What You Need to Know
- The advisor went missing in September after allegedly scamming about 100 investors.
- His ex-wife says she had no idea of her husband's activities or that he was planning to divorce her and leave.
- The FBI has been hunting for Christopher W. Burns since he disappeared.
The ex-wife of an Atlanta-area advisor who has been hunted by the FBI since the fall for allegedly scamming about 100 investors as part of a Ponzi scheme involving illegal promissory notes is calling on him to give himself up.
In an interview with a WSB TV reporter in Georgia, Meredith Burns, the former wife of Christopher W. Burns, called on her husband to “turn yourself in,” saying “it’s time.” She also told the reporter she had “no idea who I was living with” and “had no clue” that he was planning to divorce her and leave.

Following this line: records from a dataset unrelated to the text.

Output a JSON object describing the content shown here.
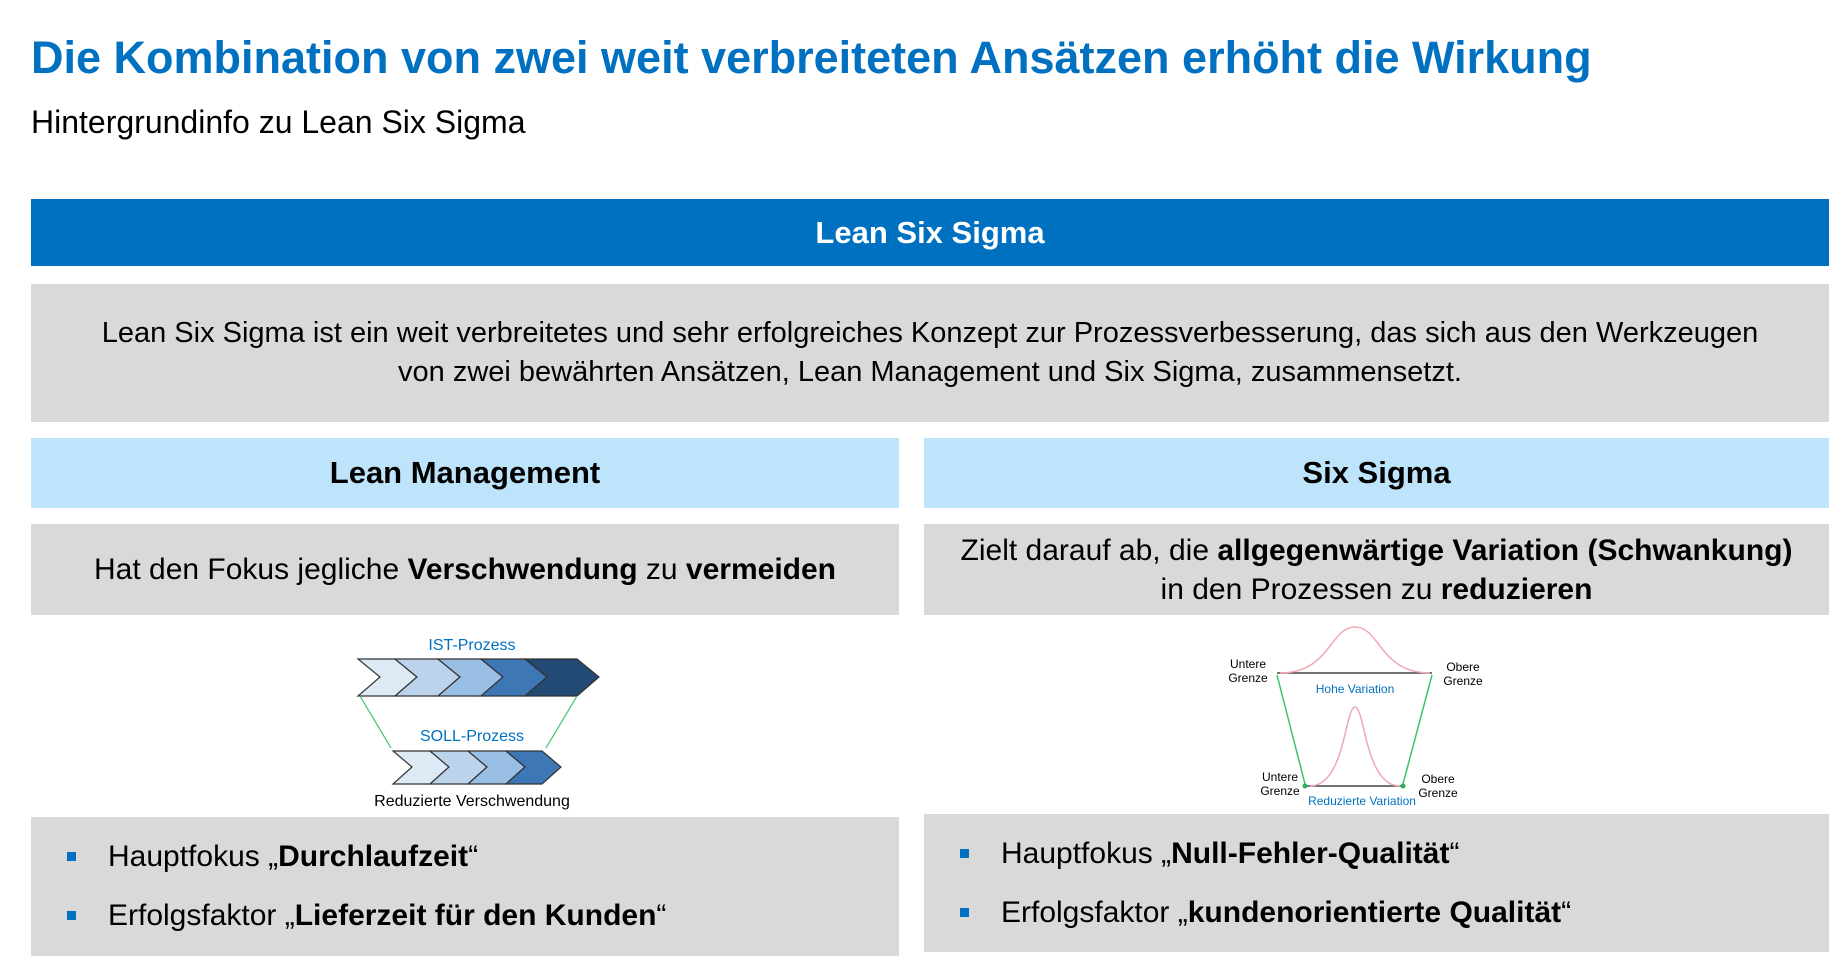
{
  "title": "Die Kombination von zwei weit verbreiteten Ansätzen erhöht die Wirkung",
  "subtitle": "Hintergrundinfo zu Lean Six Sigma",
  "banner": "Lean Six Sigma",
  "intro": "Lean Six Sigma ist ein weit verbreitetes und sehr erfolgreiches Konzept zur Prozessverbesserung, das sich aus den Werkzeugen von zwei bewährten Ansätzen, Lean Management und Six Sigma, zusammensetzt.",
  "lean": {
    "header": "Lean Management",
    "focus": {
      "a": "Hat den Fokus jegliche ",
      "b": "Verschwendung",
      "c": " zu ",
      "d": "vermeiden"
    },
    "diagram": {
      "ist": "IST-Prozess",
      "soll": "SOLL-Prozess",
      "caption": "Reduzierte Verschwendung"
    },
    "bullets": [
      {
        "pre": "Hauptfokus „",
        "bold": "Durchlaufzeit",
        "post": "“"
      },
      {
        "pre": "Erfolgsfaktor „",
        "bold": "Lieferzeit für den Kunden",
        "post": "“"
      }
    ]
  },
  "sigma": {
    "header": "Six Sigma",
    "focus": {
      "a": "Zielt darauf ab, die ",
      "b": "allgegenwärtige Variation (Schwankung)",
      "c": "in den Prozessen zu ",
      "d": "reduzieren"
    },
    "diagram": {
      "lower": "Untere",
      "upper": "Obere",
      "limit": "Grenze",
      "high": "Hohe Variation",
      "reduced": "Reduzierte Variation"
    },
    "bullets": [
      {
        "pre": "Hauptfokus „",
        "bold": "Null-Fehler-Qualität",
        "post": "“"
      },
      {
        "pre": "Erfolgsfaktor „",
        "bold": "kundenorientierte Qualität",
        "post": "“"
      }
    ]
  },
  "colors": {
    "brand": "#0070c0",
    "header_bg": "#bde4fa",
    "panel_bg": "#d9d9d9"
  }
}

In a statement provided to the reporter, Kristen Novay, an attorney at Garland, Samuel & Loeb representing the ex-wife, said: “It bears repeating that Meredith Burns played no part in the operations of the companies” her former husband was involved in, “which is why Meredith has been listed as a relief defendant and not an actual defendant in the SEC complaint” that was filed against her ex-husband in November.
Meredith Stone “continues to cooperate fully and consistently with all law enforcement authorities,” according to Novay.
Fraud, Divorce, Disappearance
The SEC complaint alleged Christopher Burns increased his promissory note sales in recent months, then disappeared with investor proceeds in late September. One day before he disappeared, Burns entered a divorce agreement with his wife that transferred many of their joint assets to her and, on the day he disappeared, he transferred his interest in their home to her, the SEC alleged.
In addition to the SEC complaint, he was also named as a defendant in a class-action lawsuit filed Oct. 28 in U.S. District Court for the Northern District of Georgia in Atlanta.